30 ago, 2021 - 16:19 • Redação, com Lusa
Uma parte da Lei do Cibercrime foi esta segunda-feira declarada inconstitucional. A decisão do Tribunal Constitucional (TC) foi tomada por unanimidade.
Em causa está uma norma que permitiria ao Ministério Público (MP) o acesso a comunicações eletrónicas ou emails sem autorização de um juiz de instrução criminal.
Num comunicado lido pelo presidente do TC, João Caupers, os juízes entenderam que as normas resultariam numa “restrição dos direitos fundamentais à inviolabilidade da correspondência e das comunicações e à proteção dos dados pessoais no âmbito da utilização da informática, enquanto manifestações específicas do direito à reserva de intimidade da vida privada, em termos lesivos do princípio da personalidade”.
Paralelamente, a decisão, elaborada pela conselheira Mariana Canotilho, indicou ainda estar em causa uma “violação do princípio da reserva de juiz e das garantias constitucionais de defesa” na esfera do processo penal.
O Tribunal Constitucional apreciou o pedido de fiscalização abstrata preventiva da constitucionalidade de parte do artigo 17.º da Lei do Cibercrime, apresentado pelo Presidente da República, Marcelo Rebelo de Sousa, no dia 4 de agosto deste ano.
Marcelo Rebelo de Sousa pretendeu, assim, "clarificar o modelo de apreensão de correio eletrónico e da respetiva validação judicial".
O chefe de Estado começa por referir que “o legislador aproveitou a oportunidade para alterar normas não diretamente visadas pela diretiva” europeia.
Lei do cibercrime
Presidente da República lembra que “a apreensão de(...)
É o caso da alteração ao artigo 17.º da Lei do Cibercrime, que, segundo o Presidente, aproveita “o ensejo para ajustar o artigo cujo teor tem gerado conflitos jurisprudenciais que prejudicam a economia processual e geram dúvidas desnecessárias.
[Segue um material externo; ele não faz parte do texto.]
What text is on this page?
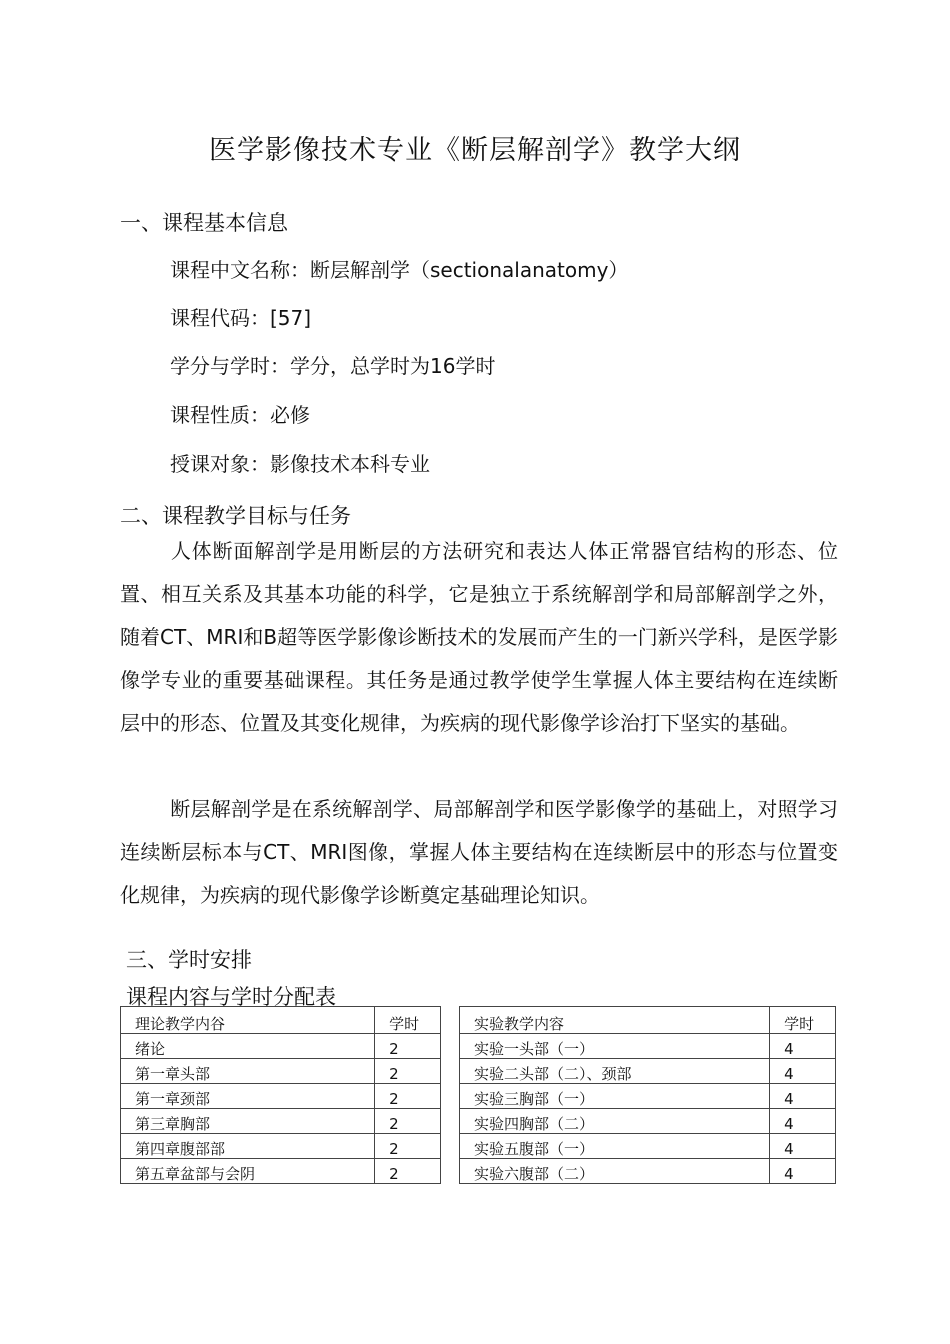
医学影像技术专业《断层解剖学》教学大纲
一、课程基本信息
课程中文名称：断层解剖学（sectionalanatomy）
课程代码：[57]
学分与学时：学分，总学时为16学时
课程性质：必修
授课对象：影像技术本科专业
二、课程教学目标与任务

人体断面解剖学是用断层的方法研究和表达人体正常器官结构的形态、位置、相互关系及其基本功能的科学，它是独立于系统解剖学和局部解剖学之外，随着CT、MRI和B超等医学影像诊断技术的发展而产生的一门新兴学科，是医学影像学专业的重要基础课程。其任务是通过教学使学生掌握人体主要结构在连续断层中的形态、位置及其变化规律，为疾病的现代影像学诊治打下坚实的基础。

断层解剖学是在系统解剖学、局部解剖学和医学影像学的基础上，对照学习连续断层标本与CT、MRI图像，掌握人体主要结构在连续断层中的形态与位置变化规律，为疾病的现代影像学诊断奠定基础理论知识。

三、学时安排
课程内容与学时分配表
理论教学内谷	学时
绪论	2
第一章头部	2
第一章颈部	2
第三章胸部	2
第四章腹部部	2
第五章盆部与会阴	2
实验教学内容	学时
实验一头部（一）	4
实验二头部（二）、颈部	4
实验三胸部（一）	4
实验四胸部（二）	4
实验五腹部（一）	4
实验六腹部（二）	4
Este ajustamento tem como propósito clarificar o modelo de apreensão de correio eletrónico e da respetiva validação judicial”.
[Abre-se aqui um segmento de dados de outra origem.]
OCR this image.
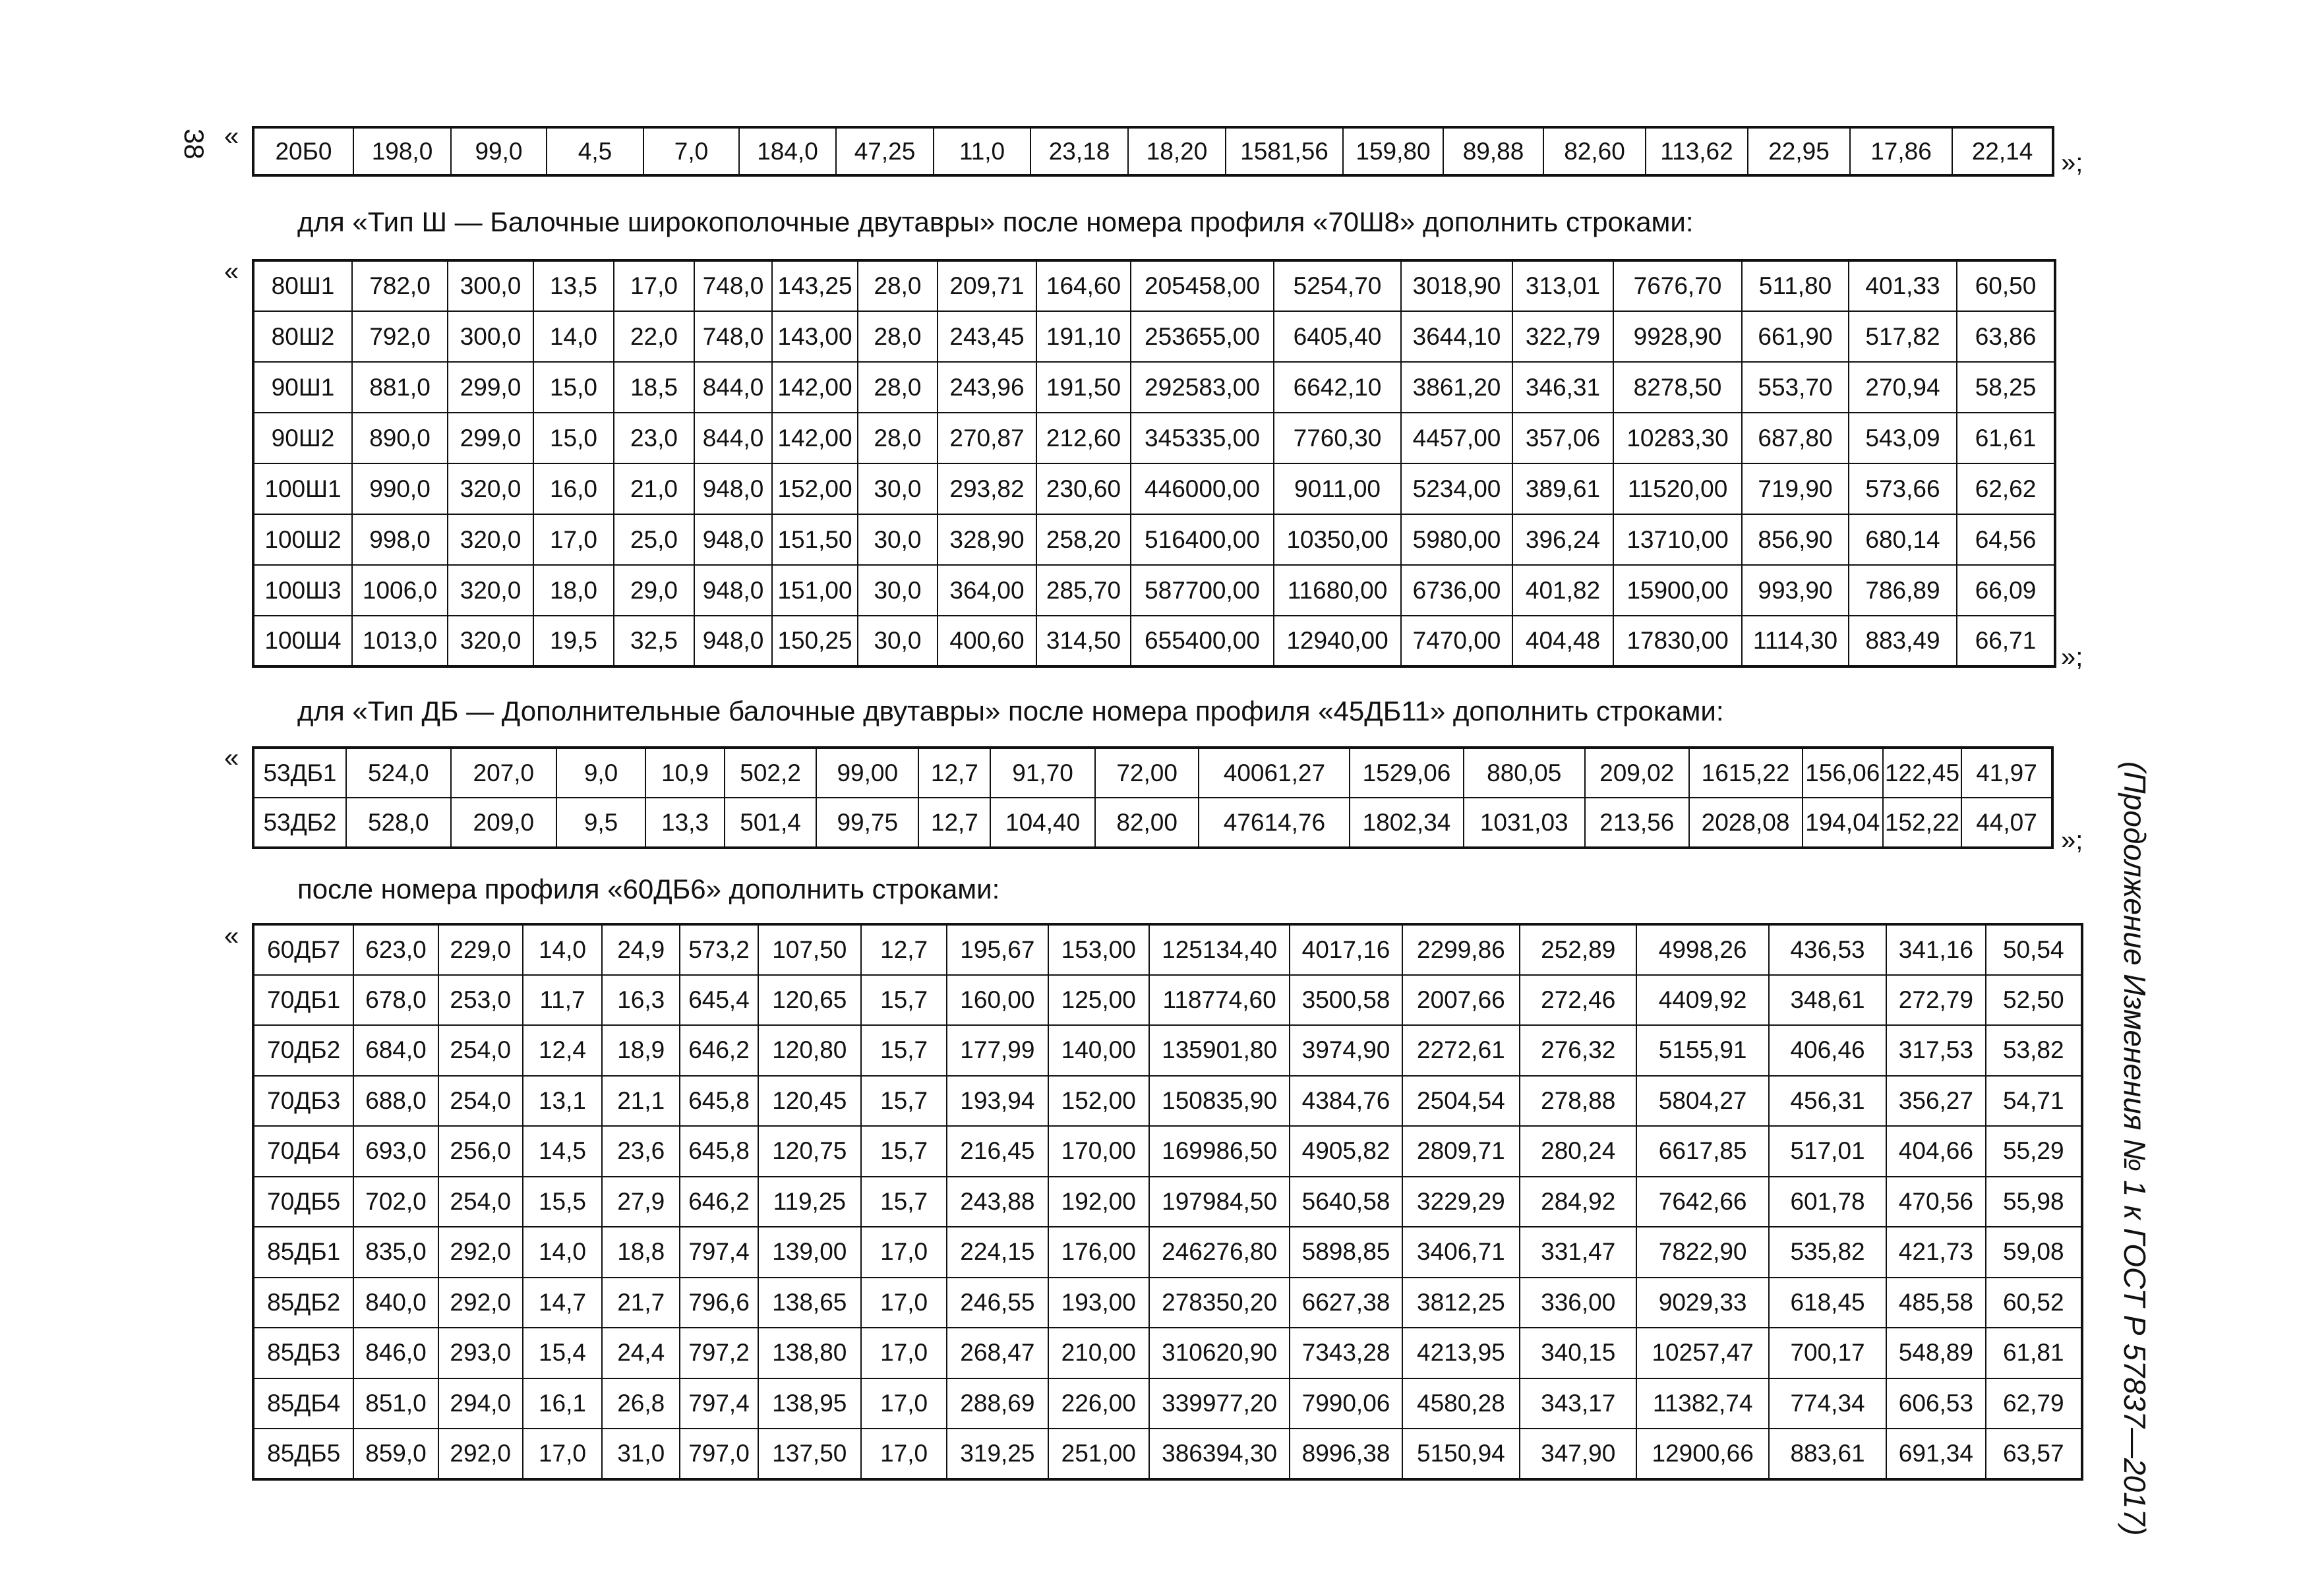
38
(Продолжение Изменения № 1 к ГОСТ Р 57837—2017)
« 20Б0	198,0	99,0	4,5	7,0	184,0	47,25	11,0	23,18	18,20	1581,56	159,80	89,88	82,60	113,62	22,95	17,86	22,14 »;
для «Тип Ш — Балочные широкополочные двутавры» после номера профиля «70Ш8» дополнить строками:
« 80Ш1	782,0	300,0	13,5	17,0	748,0	143,25	28,0	209,71	164,60	205458,00	5254,70	3018,90	313,01	7676,70	511,80	401,33	60,50
80Ш2	792,0	300,0	14,0	22,0	748,0	143,00	28,0	243,45	191,10	253655,00	6405,40	3644,10	322,79	9928,90	661,90	517,82	63,86
90Ш1	881,0	299,0	15,0	18,5	844,0	142,00	28,0	243,96	191,50	292583,00	6642,10	3861,20	346,31	8278,50	553,70	270,94	58,25
90Ш2	890,0	299,0	15,0	23,0	844,0	142,00	28,0	270,87	212,60	345335,00	7760,30	4457,00	357,06	10283,30	687,80	543,09	61,61
100Ш1	990,0	320,0	16,0	21,0	948,0	152,00	30,0	293,82	230,60	446000,00	9011,00	5234,00	389,61	11520,00	719,90	573,66	62,62
100Ш2	998,0	320,0	17,0	25,0	948,0	151,50	30,0	328,90	258,20	516400,00	10350,00	5980,00	396,24	13710,00	856,90	680,14	64,56
100Ш3	1006,0	320,0	18,0	29,0	948,0	151,00	30,0	364,00	285,70	587700,00	11680,00	6736,00	401,82	15900,00	993,90	786,89	66,09
100Ш4	1013,0	320,0	19,5	32,5	948,0	150,25	30,0	400,60	314,50	655400,00	12940,00	7470,00	404,48	17830,00	1114,30	883,49	66,71
»;
для «Тип ДБ — Дополнительные балочные двутавры» после номера профиля «45ДБ11» дополнить строками:
« 53ДБ1	524,0	207,0	9,0	10,9	502,2	99,00	12,7	91,70	72,00	40061,27	1529,06	880,05	209,02	1615,22	156,06	122,45	41,97
53ДБ2	528,0	209,0	9,5	13,3	501,4	99,75	12,7	104,40	82,00	47614,76	1802,34	1031,03	213,56	2028,08	194,04	152,22	44,07
»;
после номера профиля «60ДБ6» дополнить строками:
« 60ДБ7	623,0	229,0	14,0	24,9	573,2	107,50	12,7	195,67	153,00	125134,40	4017,16	2299,86	252,89	4998,26	436,53	341,16	50,54
70ДБ1	678,0	253,0	11,7	16,3	645,4	120,65	15,7	160,00	125,00	118774,60	3500,58	2007,66	272,46	4409,92	348,61	272,79	52,50
70ДБ2	684,0	254,0	12,4	18,9	646,2	120,80	15,7	177,99	140,00	135901,80	3974,90	2272,61	276,32	5155,91	406,46	317,53	53,82
70ДБ3	688,0	254,0	13,1	21,1	645,8	120,45	15,7	193,94	152,00	150835,90	4384,76	2504,54	278,88	5804,27	456,31	356,27	54,71
70ДБ4	693,0	256,0	14,5	23,6	645,8	120,75	15,7	216,45	170,00	169986,50	4905,82	2809,71	280,24	6617,85	517,01	404,66	55,29
70ДБ5	702,0	254,0	15,5	27,9	646,2	119,25	15,7	243,88	192,00	197984,50	5640,58	3229,29	284,92	7642,66	601,78	470,56	55,98
85ДБ1	835,0	292,0	14,0	18,8	797,4	139,00	17,0	224,15	176,00	246276,80	5898,85	3406,71	331,47	7822,90	535,82	421,73	59,08
85ДБ2	840,0	292,0	14,7	21,7	796,6	138,65	17,0	246,55	193,00	278350,20	6627,38	3812,25	336,00	9029,33	618,45	485,58	60,52
85ДБ3	846,0	293,0	15,4	24,4	797,2	138,80	17,0	268,47	210,00	310620,90	7343,28	4213,95	340,15	10257,47	700,17	548,89	61,81
85ДБ4	851,0	294,0	16,1	26,8	797,4	138,95	17,0	288,69	226,00	339977,20	7990,06	4580,28	343,17	11382,74	774,34	606,53	62,79
85ДБ5	859,0	292,0	17,0	31,0	797,0	137,50	17,0	319,25	251,00	386394,30	8996,38	5150,94	347,90	12900,66	883,61	691,34	63,57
Marcelo Rebelo de Sousa lembra que “a apreensão de mensagens de correio eletrónico ou de natureza similar está sujeita a um regime autónomo, que vigora em paralelo com o regime da apreensão de correspondência previsto no Código de Processo Penal”.
Mas a lei aprovada em julho pelo parlamento prevê que o Ministério Público pode ordenar ou validar a apreensão de comunicação "sem prévio controlo do juiz de instrução criminal".
Uma alteração, conclui o Presidente no pedido enviado ao TC, que “não constitui um mero ‘ajustamento’, mas a uma mudança substancial no paradigma de acesso ao conteúdo das comunicações eletrónicas, admitindo-se que esse acesso caiba, em primeira linha, ao Ministério Público, que só posteriormente o apresenta ao juiz”.
A proposta do Governo sobre a Lei do Cibercrime que facilita o acesso do Ministério Público a comunicações privadas foi aprovada com os votos de PS, Bloco de Esquerda e PAN.
Contudo, José Magalhães, deputado do PS, congratula-se com o chumbo e diz que este dá agora oportunidade para "pôr ordem no pântano".
"Temos agora oportunidade de pôr ordem no pântano. O que acontece é que o digital não é só o presente, é o presente e o futuro e a obtenção de prova digital vai ser cada vez mais importante. Não pode a norma constitucional, que garante aos cidadãos a máxima proteção, decorrente da autorização judicial, ser espezinhada no que diz respeito às autorizações de acesso à correspondência privada, seja ela qual for", afirma.